S’il en est encore temps, la globalisation néo-libérale doit rentrer dans le lit de la mondialisation. Ce qui suppose que des régulations et des normes pour encadrer les échanges et la production – à l’image de ce qui a prévalu lors de la Cop 21 – devront découler de débats préalables sur le type de planète que souhaitent les peuples. Les porte-paroles et représentants des « êtres » pèseront-ils à temps sur ceux des « avoirs » pour que la propension à la jouissance immédiate et la domination cèdent la place à l’équilibre et à l’harmonie au sein des peuples et donc entre eux ?

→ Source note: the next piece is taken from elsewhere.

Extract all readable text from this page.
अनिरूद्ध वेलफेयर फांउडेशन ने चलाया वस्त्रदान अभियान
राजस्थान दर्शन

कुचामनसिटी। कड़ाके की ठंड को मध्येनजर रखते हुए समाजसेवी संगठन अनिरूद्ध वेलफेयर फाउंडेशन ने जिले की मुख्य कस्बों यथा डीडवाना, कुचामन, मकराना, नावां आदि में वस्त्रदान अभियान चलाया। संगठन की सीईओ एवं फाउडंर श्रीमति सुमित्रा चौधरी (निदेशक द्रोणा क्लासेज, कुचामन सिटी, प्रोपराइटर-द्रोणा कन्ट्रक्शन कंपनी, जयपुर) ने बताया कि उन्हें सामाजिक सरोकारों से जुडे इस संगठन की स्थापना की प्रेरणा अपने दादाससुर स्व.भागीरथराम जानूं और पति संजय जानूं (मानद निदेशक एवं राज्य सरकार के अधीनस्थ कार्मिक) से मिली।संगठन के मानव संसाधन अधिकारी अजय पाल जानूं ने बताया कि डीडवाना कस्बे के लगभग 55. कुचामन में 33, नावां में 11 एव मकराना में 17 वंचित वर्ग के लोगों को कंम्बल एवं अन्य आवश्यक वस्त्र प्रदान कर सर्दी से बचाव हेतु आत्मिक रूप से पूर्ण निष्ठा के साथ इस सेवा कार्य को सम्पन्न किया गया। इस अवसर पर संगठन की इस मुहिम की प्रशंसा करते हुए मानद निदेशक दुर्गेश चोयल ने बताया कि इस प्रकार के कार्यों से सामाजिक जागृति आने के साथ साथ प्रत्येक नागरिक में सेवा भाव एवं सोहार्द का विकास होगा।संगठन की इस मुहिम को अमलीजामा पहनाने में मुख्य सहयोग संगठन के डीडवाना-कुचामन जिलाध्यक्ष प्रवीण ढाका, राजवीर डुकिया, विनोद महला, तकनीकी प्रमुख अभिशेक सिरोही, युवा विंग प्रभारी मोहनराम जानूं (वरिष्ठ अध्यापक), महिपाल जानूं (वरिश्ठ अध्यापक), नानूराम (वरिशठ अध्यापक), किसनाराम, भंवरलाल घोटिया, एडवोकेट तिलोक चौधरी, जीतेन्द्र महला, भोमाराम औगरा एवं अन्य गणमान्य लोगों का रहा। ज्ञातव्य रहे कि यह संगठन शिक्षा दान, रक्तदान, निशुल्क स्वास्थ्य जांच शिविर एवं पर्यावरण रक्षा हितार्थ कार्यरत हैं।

Nos élites croient que l’économie fait la société. À long terme, c’est l’inverse.

Les communicants peuvent et doivent sans cesse rappeler aux décideurs et aux élites qu’un imaginaire humain précède et conditionne les conduites économiques, les innovations technologiques et l’adaptation au changement. Que ce sont, à moyen et long terme, les sociétés qui font l’économie, et non l’inverse. Et que l’oubli de cette réalité peut déchaîner les « passions négatives ».